Ryan Reiterman, senior producer, Golf.com: Hard not to be emotionally invested in two players who usually break down in tears after every win, Steve Stricker and Bubba Watson.
Alan Shipnuck, senior writer, Sports Illustrated: It’s gotta be Phil, after all the heartbreak.
Jim Herre, managing editor, SI Golf Group: I’d like to see the humble Badger, Steve Stricker, pick up his first major at age 44 . The guy’s playing well and would seem to be a perfect fit for an Open.
Gorant: Hard not to root for Phil to finally bag the Open. Stricker’s a pretty good one too.
Jeff Ritter, senior producer, Golf.com: Phil has been so agonizingly close in this event. It’d be great to see him finally put those final-round train wrecks behind him and raise a trophy on Father’s Day.
Charlie Hanger, executive editor, Golf.com: Without a doubt Phil considering his painful Open history, but it would also be great to see one of the young Americans pull it off: Rickie Fowler, Dustin Johnson (also some painful memories to put behind him), Anthony Kim and the rest.

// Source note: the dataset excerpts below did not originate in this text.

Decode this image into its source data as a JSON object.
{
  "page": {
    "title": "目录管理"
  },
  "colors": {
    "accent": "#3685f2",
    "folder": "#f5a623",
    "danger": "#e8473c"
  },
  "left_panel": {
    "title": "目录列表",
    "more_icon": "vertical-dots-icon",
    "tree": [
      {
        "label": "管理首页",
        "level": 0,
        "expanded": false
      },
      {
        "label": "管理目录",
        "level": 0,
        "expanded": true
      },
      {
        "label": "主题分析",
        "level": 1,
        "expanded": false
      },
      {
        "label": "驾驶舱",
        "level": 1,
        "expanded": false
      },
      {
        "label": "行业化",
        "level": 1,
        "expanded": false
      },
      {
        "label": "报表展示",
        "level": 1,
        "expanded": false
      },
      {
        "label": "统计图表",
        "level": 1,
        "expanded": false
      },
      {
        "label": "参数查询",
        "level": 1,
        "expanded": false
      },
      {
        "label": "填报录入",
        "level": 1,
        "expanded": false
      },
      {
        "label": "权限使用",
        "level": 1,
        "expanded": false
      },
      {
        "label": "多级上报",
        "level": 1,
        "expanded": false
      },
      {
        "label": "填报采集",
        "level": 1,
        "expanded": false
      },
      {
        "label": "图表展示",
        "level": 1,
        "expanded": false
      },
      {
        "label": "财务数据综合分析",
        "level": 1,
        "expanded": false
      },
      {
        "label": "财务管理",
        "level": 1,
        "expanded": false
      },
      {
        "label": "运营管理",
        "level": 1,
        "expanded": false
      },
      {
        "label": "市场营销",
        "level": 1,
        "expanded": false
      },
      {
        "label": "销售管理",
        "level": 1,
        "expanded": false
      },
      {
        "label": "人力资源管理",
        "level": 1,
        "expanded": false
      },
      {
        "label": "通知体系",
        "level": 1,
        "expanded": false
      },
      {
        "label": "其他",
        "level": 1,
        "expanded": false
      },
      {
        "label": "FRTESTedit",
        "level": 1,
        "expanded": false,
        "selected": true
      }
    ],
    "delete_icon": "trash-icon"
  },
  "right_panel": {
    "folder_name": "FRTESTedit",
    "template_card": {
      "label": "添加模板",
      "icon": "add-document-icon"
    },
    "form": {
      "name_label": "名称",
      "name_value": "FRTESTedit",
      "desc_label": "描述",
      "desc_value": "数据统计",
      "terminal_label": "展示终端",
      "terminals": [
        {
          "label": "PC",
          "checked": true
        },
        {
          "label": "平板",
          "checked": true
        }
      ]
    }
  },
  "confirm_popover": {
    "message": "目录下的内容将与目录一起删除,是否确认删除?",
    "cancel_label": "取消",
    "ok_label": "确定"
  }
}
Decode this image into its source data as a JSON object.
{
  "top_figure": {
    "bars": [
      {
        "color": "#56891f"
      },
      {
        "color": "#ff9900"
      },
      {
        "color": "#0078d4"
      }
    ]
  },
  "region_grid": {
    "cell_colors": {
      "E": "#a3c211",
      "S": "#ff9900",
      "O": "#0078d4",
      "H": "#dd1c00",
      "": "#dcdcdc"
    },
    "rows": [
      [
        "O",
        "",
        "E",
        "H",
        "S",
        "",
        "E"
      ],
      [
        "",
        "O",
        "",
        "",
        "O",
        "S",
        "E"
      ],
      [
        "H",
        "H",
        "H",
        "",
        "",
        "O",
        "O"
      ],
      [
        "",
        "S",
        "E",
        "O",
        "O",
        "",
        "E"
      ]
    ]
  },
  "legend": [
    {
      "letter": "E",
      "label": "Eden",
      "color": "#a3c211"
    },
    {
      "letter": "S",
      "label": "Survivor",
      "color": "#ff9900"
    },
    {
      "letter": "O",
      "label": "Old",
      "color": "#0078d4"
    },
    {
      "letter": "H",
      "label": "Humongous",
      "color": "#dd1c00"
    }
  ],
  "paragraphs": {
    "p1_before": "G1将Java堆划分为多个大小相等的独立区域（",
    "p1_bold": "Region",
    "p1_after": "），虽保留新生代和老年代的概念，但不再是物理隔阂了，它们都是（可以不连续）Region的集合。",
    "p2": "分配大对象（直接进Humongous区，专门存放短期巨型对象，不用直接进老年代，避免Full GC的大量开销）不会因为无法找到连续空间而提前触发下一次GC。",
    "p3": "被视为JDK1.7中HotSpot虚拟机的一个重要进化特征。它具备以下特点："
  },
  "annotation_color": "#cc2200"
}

Cameron Morfit, senior writer, Golf Magazine: I feel most emotionally invested in Phil, since he’s come so close to winning a U.S. Open and never actually gotten it done. It really is similar to the sentiment before he won the 2004 Masters. It’s all too relatable the way Phil wants it so bad and yet has found numerous ways to screw it up.
Stephanie Wei, contributor, SI Golf+: I’m going with Stricker. He’s golf’s ultimate Mr. Nice Guy and couldn’t be more genuine. He’s endured an up-and-down career but has managed to rise to marquee player status. He deserves a major. And I just love seeing him cry.
Other topics: Which of the four majors would you want to win the most? How much will Tiger be missed? Do you enjoy watching the pros grind it out in the most difficult test of the year at the US Open? And would you rather play a round of golf with President Obama or House Speaker John Boehner?
I’m not revealing my “favorites” yet. I need a bit more time to mull over the options.